The number of women in the bio-technology workforce has “fallen by 11.5% since 2008”
“On the other hand, with more than half of Canada’s biotechnology companies reporting skills shortages”
“All the male hirers included in the BioTalent Canada LMI survey chose men when given the choice between male and female candidates. Female hirers chose candidates of both genders, though slightly more than half picked men.”
“Attitudes about the relative skills of men and women reveal some fairly “traditional” biases”
“Overt discrimination or harassment were challenges for nearly half of all respondents, and more so for women than men.”
“Many employers seemed to be reluctant to hire or promote women with young children or who might be likely to have children in the future.
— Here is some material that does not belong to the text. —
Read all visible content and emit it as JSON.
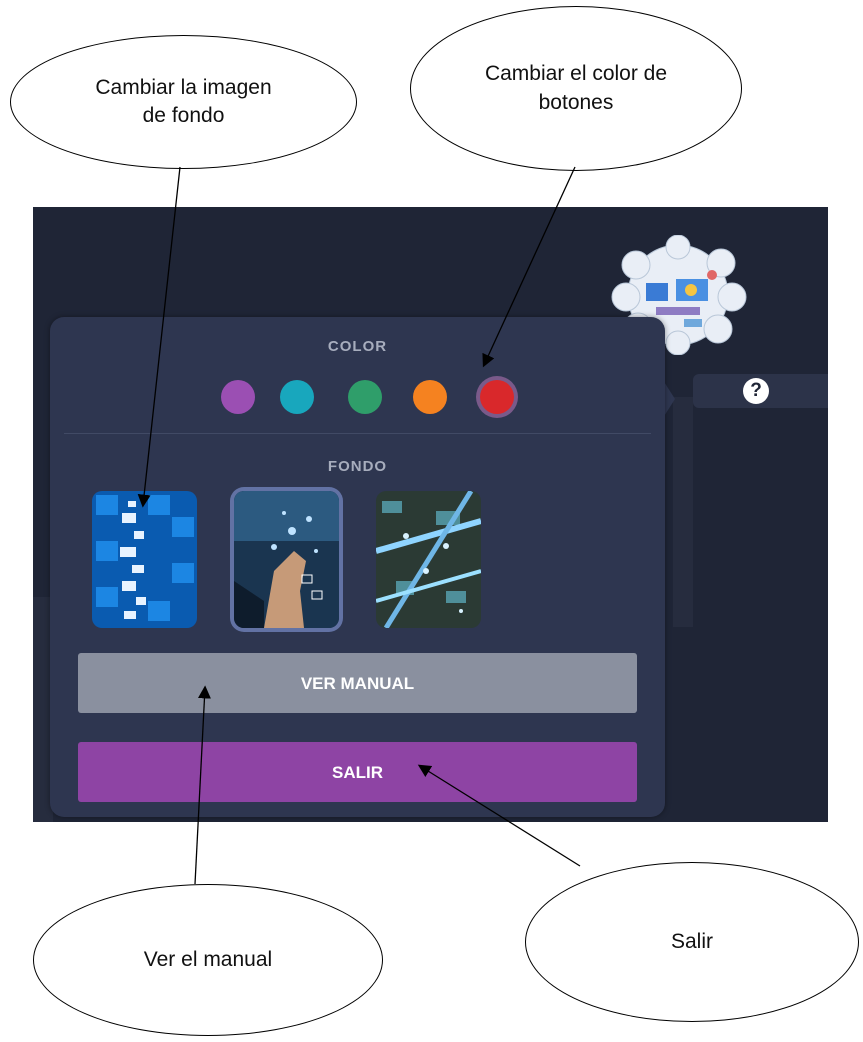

Another
common theme was the feeling that women were given less respect and appreciation than men for their work.”
“The data collected suggest a difficult work environment for a great deal of women in the bio-economy.”
“Gender bias, whether conscious or unconscious, affects many bio-economy workplaces and has an influence on the careers of skilled female workers.”
“59% of science graduates from Canadian universities are women.”
“Women hold fewer than 20% of senior positions in biotechnology.” And this cannot be attributed to only a “pipeline problem”, since the number of women graduating with biotechnology degrees in science has been well above 20% for more than twenty years (plenty of time to have reached those senior positions, if other factors such as gender bias and overt discrimination were not forcing out many women.)